雇用ミスマッチ解消のキーとなるか、技術者養成推進NPOが発足

2001/11/13

 11月12日、IT技術者養成や学校教育におけるIT教育推進を目的に結成された「特定非営利活動法人(NPO)インターネット・ラーニング・アカデミー(ILA)」が設立の概要や活動予定を説明した。

 同団体は11月1日に東京都の正式認可を受けたNPOで、IT教育推進を主たる目的で設立されたNPOとしては世界初という。
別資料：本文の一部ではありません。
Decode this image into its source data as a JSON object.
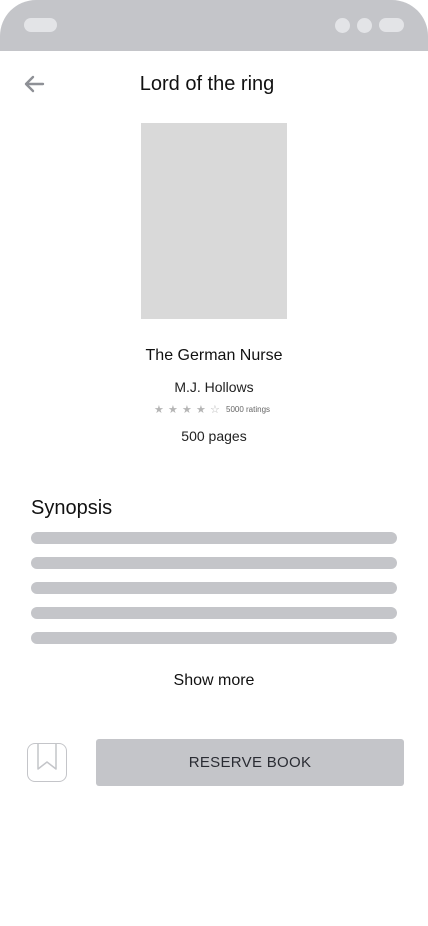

現在、三重県、福岡県、財団法人日本インターネット協会、社団法人日本教育工学振興会などの後援を受けており、特別協賛企業は、沖電気工業、サン・マイクロシステムズ、シスコシステムズ、日本オラクル、日本ヒューレット・パッカード、マイクロソフトの6社。

 理事長に就任した慶應義塾幼稚舎長 金子郁容氏は、設立の趣旨について「必要なときにいつでも学ぶことができる環境を技術面で支援する」と語る。活動の柱は、IT技術者の養成とITにとどまらない次世代を担う人材の育成の2本。それに基づき、学校におけるITカリキュラムに関して教員トレーニングを含む技術支援、学習にITを取り入れる効果的手法に関する実証実験や検証、IT教育およびITを利用した教育に関し地域活動のサポート、などの活動を行う。協賛企業は、自社のeラーニングシステムやトレーニング・コースの提供や技術提供を通して、同団体の活動をサポートする。

 2002年3月までは準備期間、同4月より展開を図るとしているが、具体的な行動プランはまだ未定。当面の課題は学校におけるIT技術者の養成およびIT利用学習システムの開発になる見込みだ。

 学校とITという課題に関し、副理事長の東京大学教授 市川伸一氏は、「PCなど(ハードウェア)が学校に導入されたが、(それを使って)何をしたらよいのかを模索している状態」という。教育学が専門の同氏は、教育の場にITを生かすには「ハードウェア、ソフトウェア、利用をサポートする技術者であるヒューマンウェア、そして具体的なアクティビティの4つが不可欠」と見ており、学校などの教育現場をIT技術者の活躍の場の1つとした。

 発表会に列席した協賛各社のそれぞれのコメントから、市場はIT技術者不足を緊迫課題と見ていることがうかがえる。「雇用のミスマッチを埋めるためにも同NPOが果たす役割は大きいのではないか」と述べたサンの取締役会長本田敬吉氏だけではなく、技術者不足を指摘する意見は6社共通していた。「e-Japan実現のために必要な技術者は現在の10倍」というシスコシステムズ 黒澤保樹代表取締役社長はさらに、「これ(人材不足という課題)を官ではなく、問題意識を持った人が集まって結成したNPOで解決するところがオープンな時代を象徴している」と述べた。

 豪華な顔ぶれがそろった協賛企業だが、市場ではライバル関係でもある。マイクロソフトの阿多親市代表取締役社長は、「日ごろは競合している各社が、共通の目的のために一同に会することは素晴らしい」と、オラクルの新宅正明代表取締役社長は「オラクルの技術者が増えることよりもグローバルに活躍できる技術者のプロが増えることに期待している」と、それぞれ期待を語り、IT技術者養成に対して企業の枠を超えて取り組む姿勢を明らかにした。